Die BaFin plant ein Verbot der Vermarktung, des Vertriebs und des Verkaufs von sogenannten Bonitätsanleihen an Privatkunden. Mit diesen Zertifikaten bezogen auf Bonitätsrisiken haben Anleger die Möglichkeit, in die Kreditwürdigkeit eines Referenzunternehmens zu investieren. Zins- und Rückzahlung erfolgen in Abhängigkeit der Kreditwürdigkeit dieses Schuldners.

Zum geplanten Verbot läuft derzeit eine Anhörung durch die BaFin, und schon in etwa drei Wochen könnte das Verbot wirksam werden. Noch vor Inkrafttreten der entsprechenden europäischen Verordnung handelt die Aufsichtsbehörde dabei auf Grundlage des seit Juli 2015 geltenden deutschen Kleinanlegerschutzgesetzes, das viele Regelungen der EU-Verordnung vorweggenommen hat.

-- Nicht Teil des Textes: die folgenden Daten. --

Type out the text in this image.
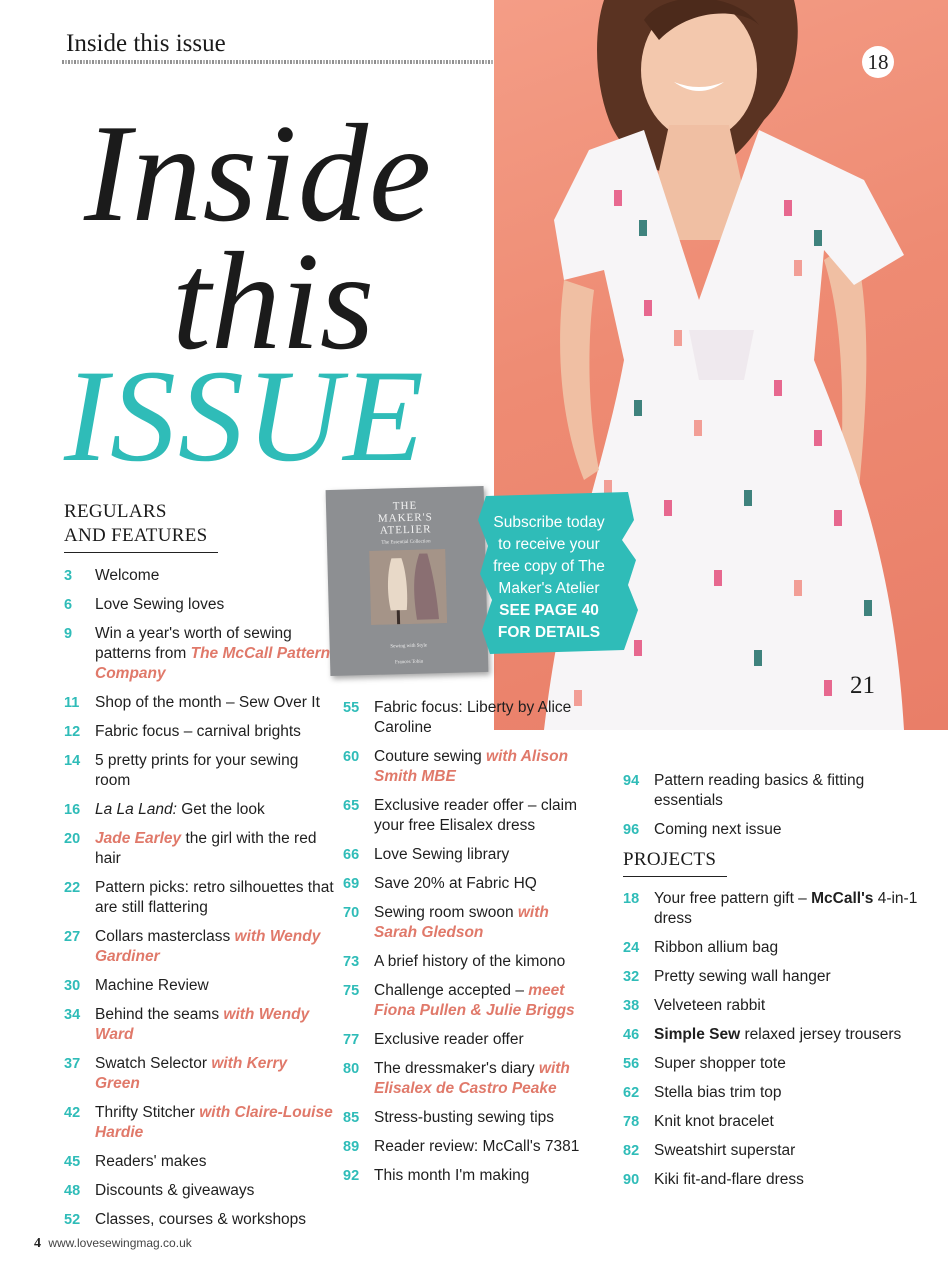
Inside this issue
Inside
this
ISSUE
18
21
THE
MAKER'S
ATELIER
The Essential Collection
Sewing with Style
Frances Tobin
Subscribe today
to receive your
free copy of The
Maker's Atelier
SEE PAGE 40
FOR DETAILS
REGULARS
AND FEATURES
3 Welcome
6 Love Sewing loves
9 Win a year's worth of sewing patterns from The McCall Pattern Company
11 Shop of the month – Sew Over It
12 Fabric focus – carnival brights
14 5 pretty prints for your sewing room
16 La La Land: Get the look
20 Jade Earley the girl with the red hair
22 Pattern picks: retro silhouettes that are still flattering
27 Collars masterclass with Wendy Gardiner
30 Machine Review
34 Behind the seams with Wendy Ward
37 Swatch Selector with Kerry Green
42 Thrifty Stitcher with Claire-Louise Hardie
45 Readers' makes
48 Discounts & giveaways
52 Classes, courses & workshops
55 Fabric focus: Liberty by Alice Caroline
60 Couture sewing with Alison Smith MBE
65 Exclusive reader offer – claim your free Elisalex dress
66 Love Sewing library
69 Save 20% at Fabric HQ
70 Sewing room swoon with Sarah Gledson
73 A brief history of the kimono
75 Challenge accepted – meet Fiona Pullen & Julie Briggs
77 Exclusive reader offer
80 The dressmaker's diary with Elisalex de Castro Peake
85 Stress-busting sewing tips
89 Reader review: McCall's 7381
92 This month I'm making
94 Pattern reading basics & fitting essentials
96 Coming next issue
PROJECTS
18 Your free pattern gift – McCall's 4-in-1 dress
24 Ribbon allium bag
32 Pretty sewing wall hanger
38 Velveteen rabbit
46 Simple Sew relaxed jersey trousers
56 Super shopper tote
62 Stella bias trim top
78 Knit knot bracelet
82 Sweatshirt superstar
90 Kiki fit-and-flare dress
4 www.lovesewingmag.co.uk
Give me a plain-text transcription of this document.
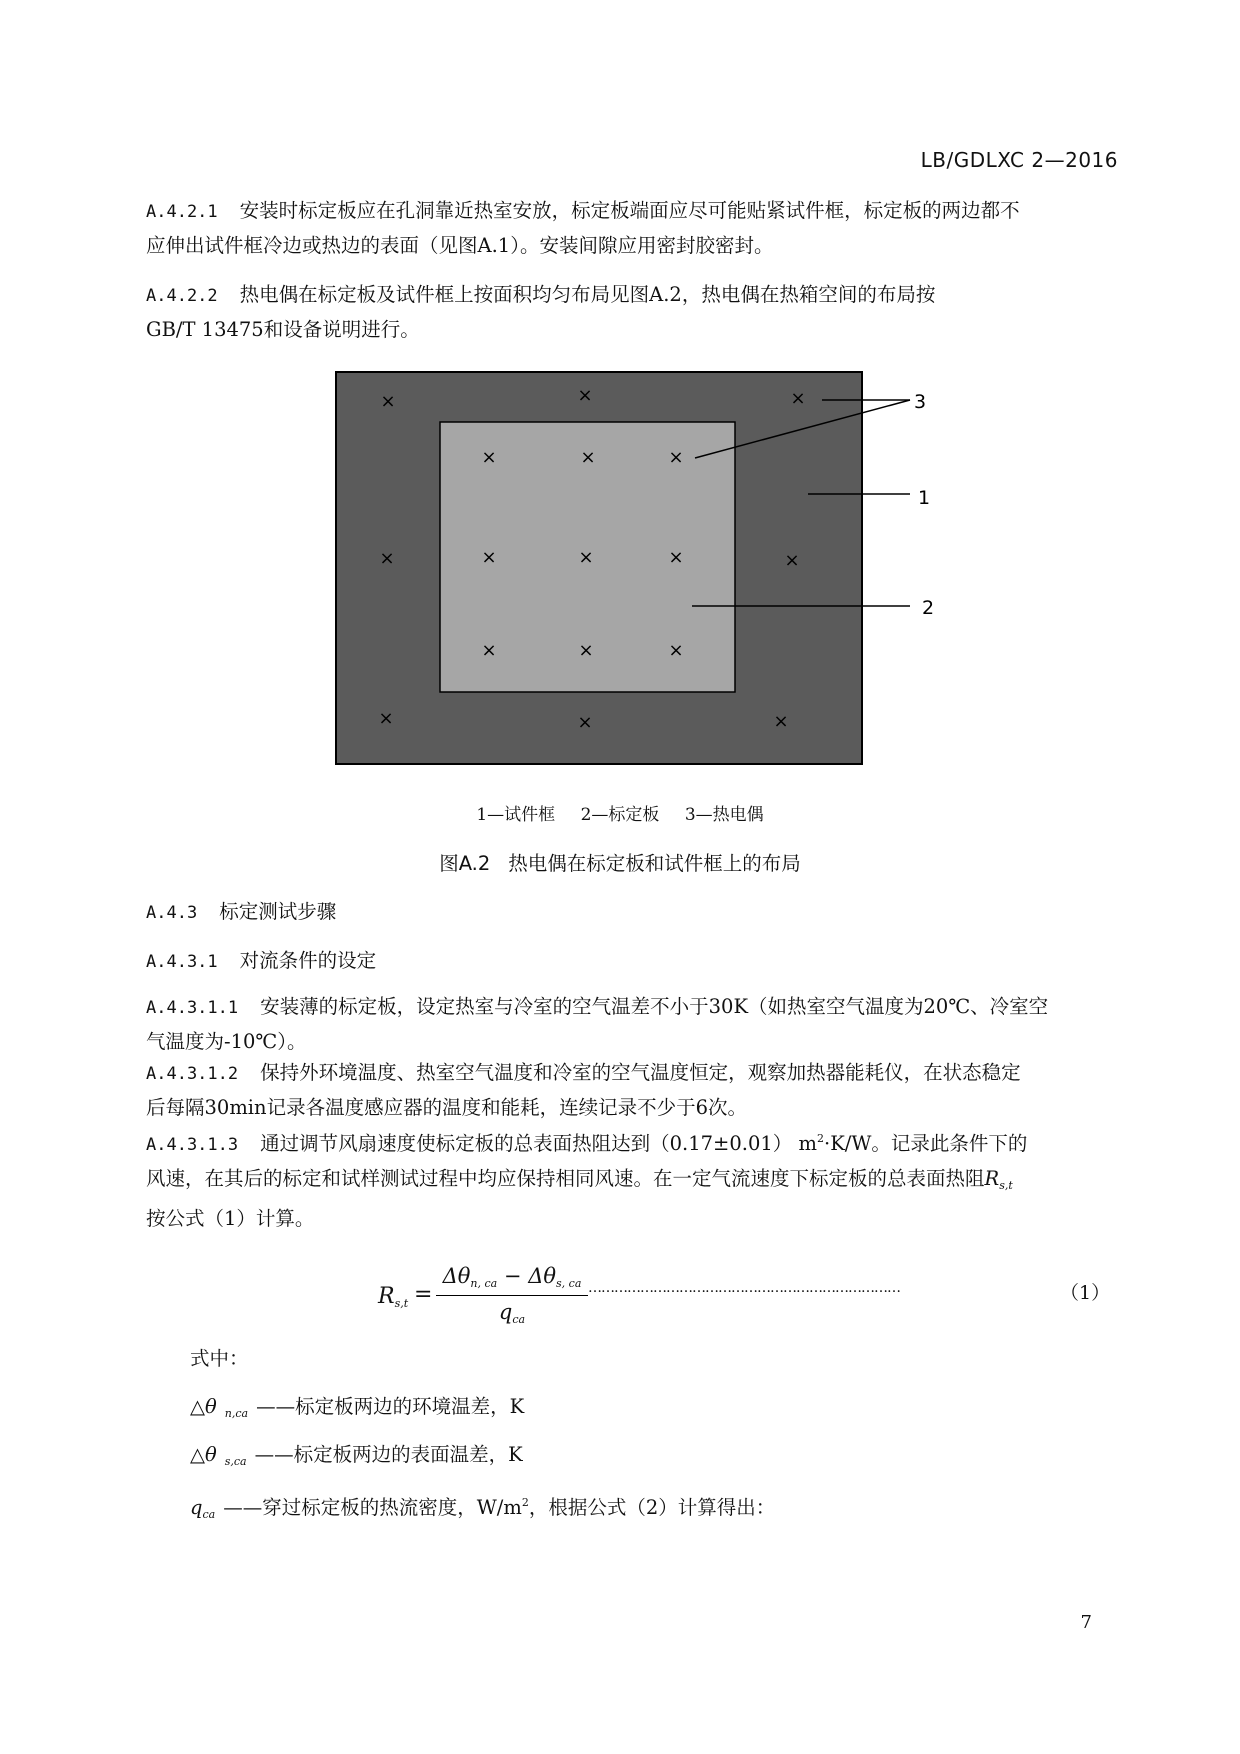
LB/GDLXC 2—2016
A.4.2.1 安装时标定板应在孔洞靠近热室安放，标定板端面应尽可能贴紧试件框，标定板的两边都不
应伸出试件框冷边或热边的表面（见图A.1）。安装间隙应用密封胶密封。
A.4.2.2 热电偶在标定板及试件框上按面积均匀布局见图A.2，热电偶在热箱空间的布局按
GB/T 13475和设备说明进行。
×	×	×
×	×	×
×	×	×	×	×
×	×	×
×	×	×
3
1
2
1—试件框 2—标定板 3—热电偶
图A.2 热电偶在标定板和试件框上的布局
A.4.3 标定测试步骤
A.4.3.1 对流条件的设定
A.4.3.1.1 安装薄的标定板，设定热室与冷室的空气温差不小于30K（如热室空气温度为20℃、冷室空
气温度为-10℃）。
A.4.3.1.2 保持外环境温度、热室空气温度和冷室的空气温度恒定，观察加热器能耗仪，在状态稳定
后每隔30min记录各温度感应器的温度和能耗，连续记录不少于6次。
A.4.3.1.3 通过调节风扇速度使标定板的总表面热阻达到（0.17±0.01） $m^2\cdot K/W$。记录此条件下的
风速，在其后的标定和试样测试过程中均应保持相同风速。在一定气流速度下标定板的总表面热阻$R_{s,t}$
按公式（1）计算。
$R_{s,t}$ =
$\Delta\theta_{n, ca} - \Delta\theta_{s, ca}$
$q_{ca}$
………………………………………………………………	（1）
式中：
△θ $_{n,ca}$ ——标定板两边的环境温差，K
△θ $_{s,ca}$ ——标定板两边的表面温差，K
$q_{ca}$ ——穿过标定板的热流密度，$W/m^2$，根据公式（2）计算得出：
7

Einige der mit diesem Gesetz verbundenen Diskussionen werden nun wieder aufbrechen – über die Sinnhaftigkeit vorgezogener nationaler Alleingänge, die neue Verbraucherschutzrolle der BaFin oder die Bevormundung des mündigen Privatanlegers. Man mag diese Fragen bewerten, wie man will. Fakt ist: Der Gesetzgeber hat der Bundesanstalt ein Recht zum Eingreifen gegeben, hier gilt das Primat der Politik. Insofern ist es folgerichtig, dass die Aufsicht sich mit entsprechenden Themen aktiv beschäftigt. Es ist schlicht Ausdruck einer effektiven Verwaltung.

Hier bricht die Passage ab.